Both the Jerilderie Municipality and the Wunnamurra Shire continued on their works for the following years up to 1918 when the Shire of Jerilderie was formed from the union of the two Councils. In 2016, the Jerilderie Shire was dissolved to form part of the new Murrumbidgee Council.

==Climate==
Jerilderie has a cold semi-arid climate (Köppen BSk), characterised by hot summers with pleasant mornings and clear skies, and cool winters with moderate cloud cover. Seasonal range is great across the year.

Temperature data and rainy days are sourced at Urana Post Office, about 50 km to the east, while rainfall data are sourced locally at the Jerilderie Treatment Works.

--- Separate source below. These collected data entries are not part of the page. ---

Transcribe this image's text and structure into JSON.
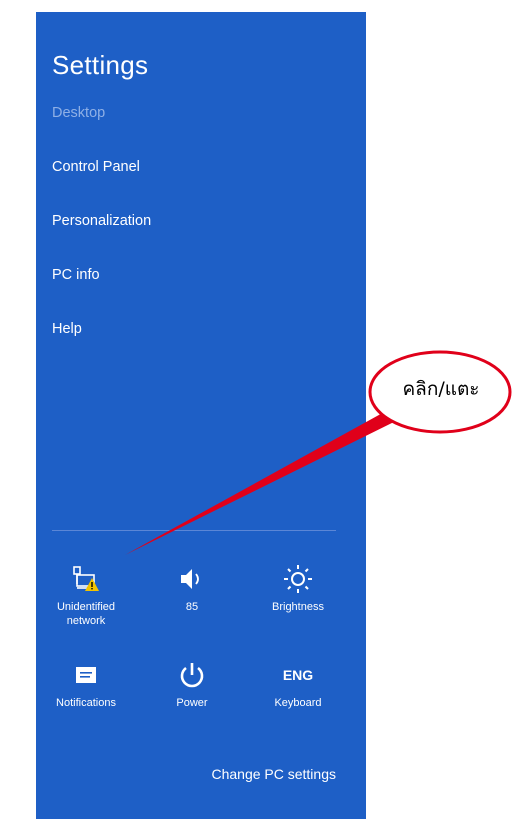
{
  "panel": {
    "title": "Settings",
    "menu": [
      {
        "label": "Desktop",
        "dim": true
      },
      {
        "label": "Control Panel"
      },
      {
        "label": "Personalization"
      },
      {
        "label": "PC info"
      },
      {
        "label": "Help"
      }
    ],
    "tiles": [
      {
        "icon": "network-warning-icon",
        "label": "Unidentified network"
      },
      {
        "icon": "volume-icon",
        "label": "85"
      },
      {
        "icon": "brightness-icon",
        "label": "Brightness"
      },
      {
        "icon": "notifications-icon",
        "label": "Notifications"
      },
      {
        "icon": "power-icon",
        "label": "Power"
      },
      {
        "icon": "keyboard-icon",
        "label": "Keyboard",
        "icon_text": "ENG"
      }
    ],
    "change_settings": "Change PC settings"
  },
  "callout": {
    "text": "คลิก/แตะ"
  },
  "colors": {
    "panel_bg": "#1e5fc6",
    "callout_line": "#e0001a",
    "warning": "#f2c300"
  }
}
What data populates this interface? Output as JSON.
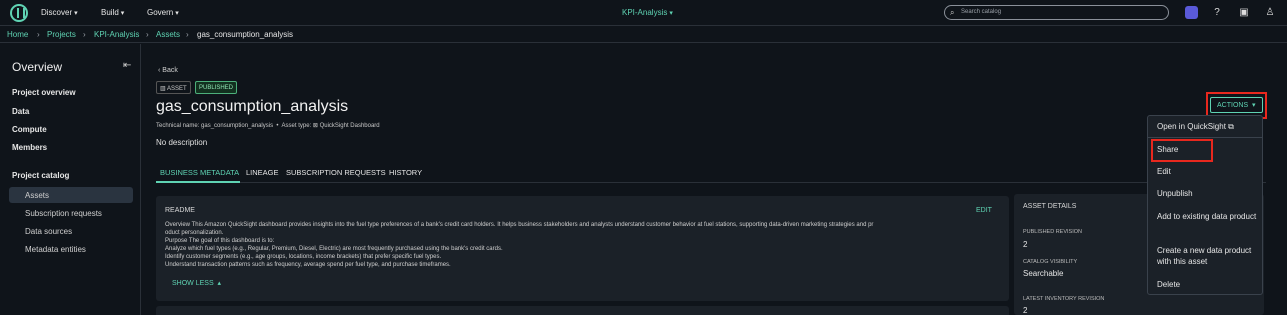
{
  "topnav": {
    "discover": "Discover",
    "build": "Build",
    "govern": "Govern",
    "project": "KPI-Analysis",
    "search_placeholder": "Search catalog"
  },
  "breadcrumb": [
    "Home",
    "Projects",
    "KPI-Analysis",
    "Assets",
    "gas_consumption_analysis"
  ],
  "sidebar": {
    "title": "Overview",
    "items": [
      "Project overview",
      "Data",
      "Compute",
      "Members"
    ],
    "catalog_heading": "Project catalog",
    "catalog_items": [
      "Assets",
      "Subscription requests",
      "Data sources",
      "Metadata entities"
    ]
  },
  "asset": {
    "back": "Back",
    "tag_asset": "ASSET",
    "tag_status": "PUBLISHED",
    "title": "gas_consumption_analysis",
    "technical_name": "Technical name: gas_consumption_analysis",
    "asset_type": "Asset type:",
    "asset_type_value": "QuickSight Dashboard",
    "description": "No description"
  },
  "tabs": [
    "BUSINESS METADATA",
    "LINEAGE",
    "SUBSCRIPTION REQUESTS",
    "HISTORY"
  ],
  "readme": {
    "heading": "README",
    "edit": "EDIT",
    "lines": [
      "Overview This Amazon QuickSight dashboard provides insights into the fuel type preferences of a bank's credit card holders. It helps business stakeholders and analysts understand customer behavior at fuel stations, supporting data-driven marketing strategies and pr",
      "oduct personalization.",
      "Purpose The goal of this dashboard is to:",
      "Analyze which fuel types (e.g., Regular, Premium, Diesel, Electric) are most frequently purchased using the bank's credit cards.",
      "Identify customer segments (e.g., age groups, locations, income brackets) that prefer specific fuel types.",
      "Understand transaction patterns such as frequency, average spend per fuel type, and purchase timeframes."
    ],
    "show_less": "SHOW LESS"
  },
  "asset_details": {
    "heading": "ASSET DETAILS",
    "published_revision_label": "PUBLISHED REVISION",
    "published_revision": "2",
    "catalog_visibility_label": "CATALOG VISIBILITY",
    "catalog_visibility": "Searchable",
    "latest_inventory_label": "LATEST INVENTORY REVISION",
    "latest_inventory": "2"
  },
  "actions": {
    "label": "ACTIONS",
    "menu": [
      "Open in QuickSight",
      "Share",
      "Edit",
      "Unpublish",
      "Add to existing data product",
      "Create a new data product with this asset",
      "Delete"
    ]
  },
  "colors": {
    "accent": "#5fd3b3",
    "highlight": "#e8281e",
    "background": "#0f141a"
  }
}
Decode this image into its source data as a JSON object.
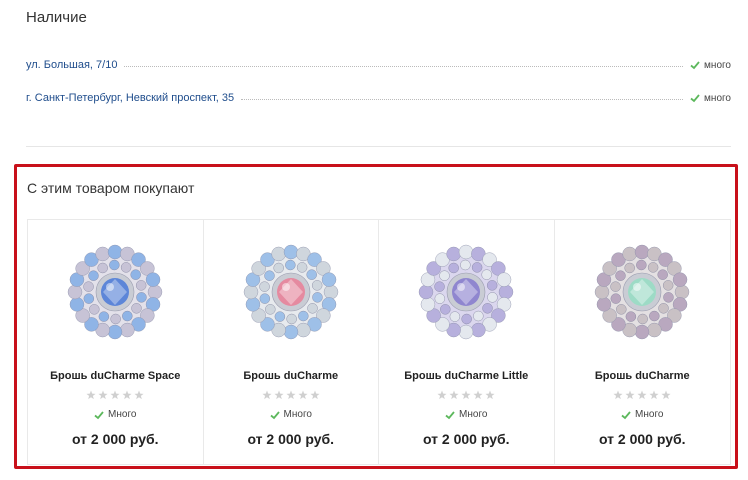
{
  "availability": {
    "title": "Наличие",
    "rows": [
      {
        "address": "ул. Большая, 7/10",
        "stock": "много"
      },
      {
        "address": "г. Санкт-Петербург, Невский проспект, 35",
        "stock": "много"
      }
    ]
  },
  "also_buy": {
    "title": "С этим товаром покупают",
    "products": [
      {
        "name": "Брошь duCharme Space",
        "availability": "Много",
        "price": "от 2 000 руб.",
        "rating": 0,
        "colors": {
          "outer": "#8fb4e6",
          "mid": "#c7c3d6",
          "center": "#5d86d8"
        }
      },
      {
        "name": "Брошь duCharme",
        "availability": "Много",
        "price": "от 2 000 руб.",
        "rating": 0,
        "colors": {
          "outer": "#9ec0e8",
          "mid": "#cfd6dd",
          "center": "#e58aa0"
        }
      },
      {
        "name": "Брошь duCharme Little",
        "availability": "Много",
        "price": "от 2 000 руб.",
        "rating": 0,
        "colors": {
          "outer": "#e4e8ee",
          "mid": "#b7b0dd",
          "center": "#8f86cf"
        }
      },
      {
        "name": "Брошь duCharme",
        "availability": "Много",
        "price": "от 2 000 руб.",
        "rating": 0,
        "colors": {
          "outer": "#b9a8bf",
          "mid": "#c9c1c5",
          "center": "#9ddbc6"
        }
      }
    ]
  },
  "colors": {
    "accent_border": "#c8101a",
    "link": "#1f4d8c",
    "check": "#5cb85c",
    "star": "#d0d0d0"
  },
  "icons": {
    "check": "check-icon",
    "star": "star-icon"
  }
}
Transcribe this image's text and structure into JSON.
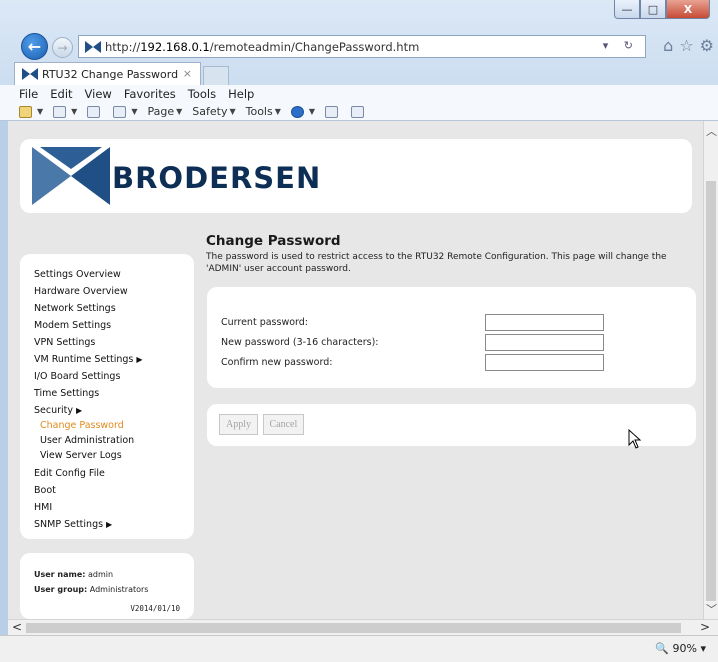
{
  "browser": {
    "url_prefix": "http://",
    "url_host": "192.168.0.1",
    "url_path": "/remoteadmin/ChangePassword.htm",
    "address_tools": "▾ ↻",
    "tab_title": "RTU32 Change Password",
    "tab_close": "×",
    "window": {
      "minimize": "—",
      "maximize": "□",
      "close": "X"
    },
    "menu": [
      "File",
      "Edit",
      "View",
      "Favorites",
      "Tools",
      "Help"
    ],
    "command_bar": {
      "page": "Page",
      "safety": "Safety",
      "tools": "Tools"
    },
    "zoom": "90%"
  },
  "page": {
    "logo_text": "BRODERSEN",
    "sidebar": {
      "items": [
        {
          "label": "Settings Overview"
        },
        {
          "label": "Hardware Overview"
        },
        {
          "label": "Network Settings"
        },
        {
          "label": "Modem Settings"
        },
        {
          "label": "VPN Settings"
        },
        {
          "label": "VM Runtime Settings",
          "has_submenu": true
        },
        {
          "label": "I/O Board Settings"
        },
        {
          "label": "Time Settings"
        },
        {
          "label": "Security",
          "has_submenu": true
        },
        {
          "label": "Edit Config File"
        },
        {
          "label": "Boot"
        },
        {
          "label": "HMI"
        },
        {
          "label": "SNMP Settings",
          "has_submenu": true
        }
      ],
      "security_sub": [
        {
          "label": "Change Password",
          "active": true
        },
        {
          "label": "User Administration"
        },
        {
          "label": "View Server Logs"
        }
      ],
      "submenu_marker": "▶"
    },
    "user": {
      "name_label": "User name:",
      "name": "admin",
      "group_label": "User group:",
      "group": "Administrators",
      "version": "V2014/01/10"
    },
    "content": {
      "title": "Change Password",
      "description": "The password is used to restrict access to the RTU32 Remote Configuration. This page will change the 'ADMIN' user account password."
    },
    "form": {
      "current_label": "Current password:",
      "new_label": "New password (3-16 characters):",
      "confirm_label": "Confirm new password:",
      "current_value": "",
      "new_value": "",
      "confirm_value": ""
    },
    "buttons": {
      "apply": "Apply",
      "cancel": "Cancel"
    }
  },
  "colors": {
    "brand": "#0e2f55",
    "active_link": "#e08a1e",
    "page_bg": "#e7e7e7"
  }
}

Climate data for Jerilderie Treatment Works (1914–1975, rainfall 1886–2024); 110 m AMSL; 35.35° S, 145.73° E
| Month | Jan | Feb | Mar | Apr | May | Jun | Jul | Aug | Sep | Oct | Nov | Dec | Year |
| Mean daily maximum °C (°F) | 32.9 (91.2) | 32.4 (90.3) | 29.2 (84.6) | 23.6 (74.5) | 18.7 (65.7) | 14.8 (58.6) | 14.2 (57.6) | 16.0 (60.8) | 19.8 (67.6) | 23.5 (74.3) | 27.7 (81.9) | 31.1 (88.0) | 23.7 (74.6) |
| Mean daily minimum °C (°F) | 16.3 (61.3) | 16.3 (61.3) | 14.0 (57.2) | 9.4 (48.9) | 6.1 (43.0) | 3.6 (38.5) | 3.2 (37.8) | 4.1 (39.4) | 6.3 (43.3) | 8.8 (47.8) | 11.8 (53.2) | 14.6 (58.3) | 9.5 (49.2) |
| Average rainfall mm (inches) | 28.7 (1.13) | 26.6 (1.05) | 30.5 (1.20) | 29.1 (1.15) | 37.9 (1.49) | 39.1 (1.54) | 34.6 (1.36) | 37.7 (1.48) | 34.4 (1.35) | 38.9 (1.53) | 32.6 (1.28) | 31.2 (1.23) | 401.0 (15.79) |
| Average rainy days (≥ 0.2 mm) | 3.8 | 3.5 | 4.0 | 4.7 | 6.5 | 8.4 | 8.7 | 8.6 | 6.8 | 6.1 | 4.8 | 4.0 | 69.9 |
Source 1: Urana Post Office (temperatures and rainy days, 1914–1975)
Source 2: Jerilderie Treatment Works (rainfall, 1886–2024)

== Heritage listings ==
Jerilderie has a number of heritage-listed sites, including:
- Nowranie Street: Jerilderie railway station

===Rail===
The Tocumwal railway line is a closed railway line that linked Jerilderie to Narrandera in the north and Tocumwal to the south. The line commenced at Narrandera station and then headed south west to Tocumwal station where there was a break-of-gauge with the Victorian Railways Goulburn Valley line from Shepparton. The line was opened to Jerilderie in 1884, extended to Berrigan in 1896, Finley in 1898 and Tocumwal in 1914. The line was closed south of Jerilderie in 1986 and to the north in 1988.

==Population==
In the 2016 Census, there were 1,029 people in Jerilderie, 76.4% of people were born in Australia and 82.3% of people spoke only English at home. The most common responses for religion were Catholic 34.1%, Anglican 17.4% and No Religion 15.7%.